To borrow the title of a 1990s movie, it seems the current business climate for financial advisors is almost as good as it gets. That doesn’t mean it is a goldilocks world by any means.

Many clients who have recovered financially from the financial crisis still haven’t recovered psychologically. The cause of their angst may arise from family problems such as adult children or relatives who remain unemployed or underemployed.  Others haven’t even recovered financially. Clients who own businesses may still be struggling or their plans to retire by selling a business may not be materializing.

Others were spooked by the precarious health of the post-crisis financial system and dramatically reduced their equity holdings in 2008 or 2009 and have been forced to subsist on meager fixed-income investments in a world of financial repression while they watched equities rebound far beyond levels anyone expected. Indeed, more than a few advisors have taken cautious investment postures that have cost them some clients.

All that said, many advisors are living in a world that is more perfect than it has been in a long time. Sources report some clients are asking why their portfolios are appreciating only 9% or 10% when the S&P 500 is up 16% or 17%.

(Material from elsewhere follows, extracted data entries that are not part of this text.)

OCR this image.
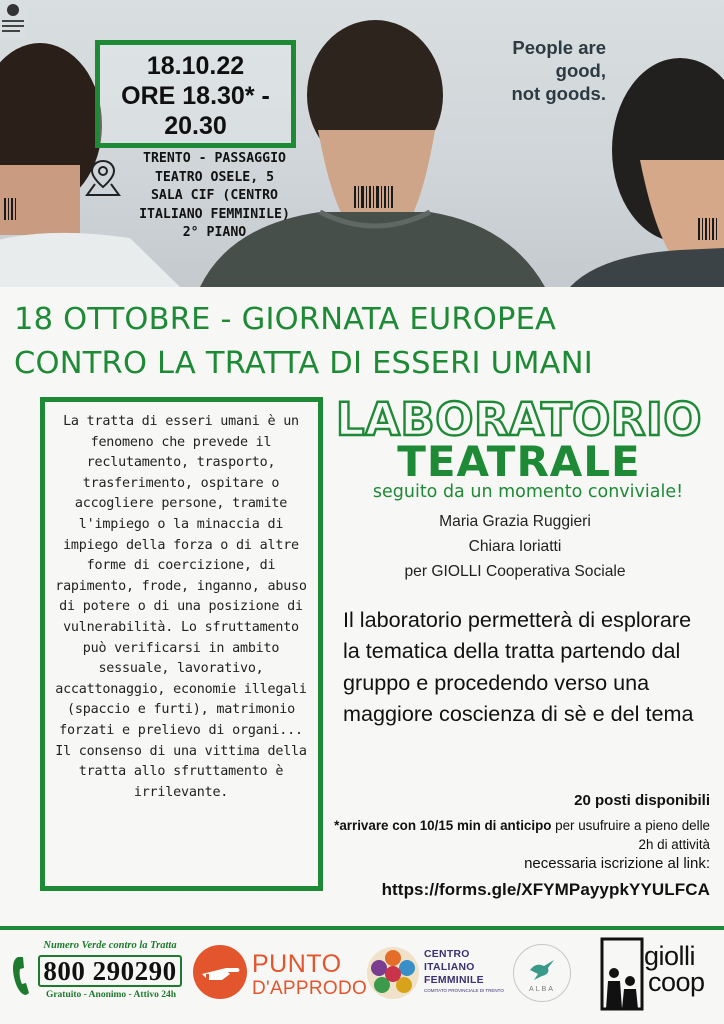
People are good,
not goods.
18.10.22
ORE 18.30* -
20.30
TRENTO - PASSAGGIO
TEATRO OSELE, 5
SALA CIF (CENTRO
ITALIANO FEMMINILE)
2° PIANO
18 OTTOBRE - GIORNATA EUROPEA
CONTRO LA TRATTA DI ESSERI UMANI
La tratta di esseri umani è un fenomeno che prevede il reclutamento, trasporto, trasferimento, ospitare o accogliere persone, tramite l'impiego o la minaccia di impiego della forza o di altre forme di coercizione, di rapimento, frode, inganno, abuso di potere o di una posizione di vulnerabilità. Lo sfruttamento può verificarsi in ambito sessuale, lavorativo, accattonaggio, economie illegali (spaccio e furti), matrimonio forzati e prelievo di organi... Il consenso di una vittima della tratta allo sfruttamento è irrilevante.
LABORATORIO
TEATRALE
seguito da un momento conviviale!
Maria Grazia Ruggieri
Chiara Ioriatti
per GIOLLI Cooperativa Sociale
Il laboratorio permetterà di esplorare la tematica della tratta partendo dal gruppo e procedendo verso una maggiore coscienza di sè e del tema
20 posti disponibili
*arrivare con 10/15 min di anticipo per usufruire a pieno delle 2h di attività
necessaria iscrizione al link:
https://forms.gle/XFYMPayypkYYULFCA
Numero Verde contro la Tratta
800 290290
Gratuito - Anonimo - Attivo 24h
PUNTO
D'APPRODO
CENTRO
ITALIANO
FEMMINILE
COMITATO PROVINCIALE DI TRENTO	ALBA
giolli
coop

But that’s a far cry from the late 1990s when physicians and dentists were quitting their jobs and firing their advisors to devote their full time to day trading. We’re still a long way from that kind of bubble euphoria.

That’s why it seems that the present environment might be too good to be true—or at least too good to last. At 1,700, the S&P 500 is up 155% off its March 2009 bottom.

Even if optimists like BlackRock CEO Laurence Fink are correct as equities appreciate 8% to 10% a year for the remainder of the decade as the economy improves, the easy money has been made. A better economy also might allay many of the concerns about friends and family that persist in client psyches.
Of course, people who are far smarter than me have been way-off wrong. I recently reread some of Fed Chairman Ben Bernanke’s remarks in the 18 months leading up to the financial crisis.

By the time you read this, Syria may have exploded, the U.S. government may be closed or some natural disaster may have occurred. So enjoy things while they last.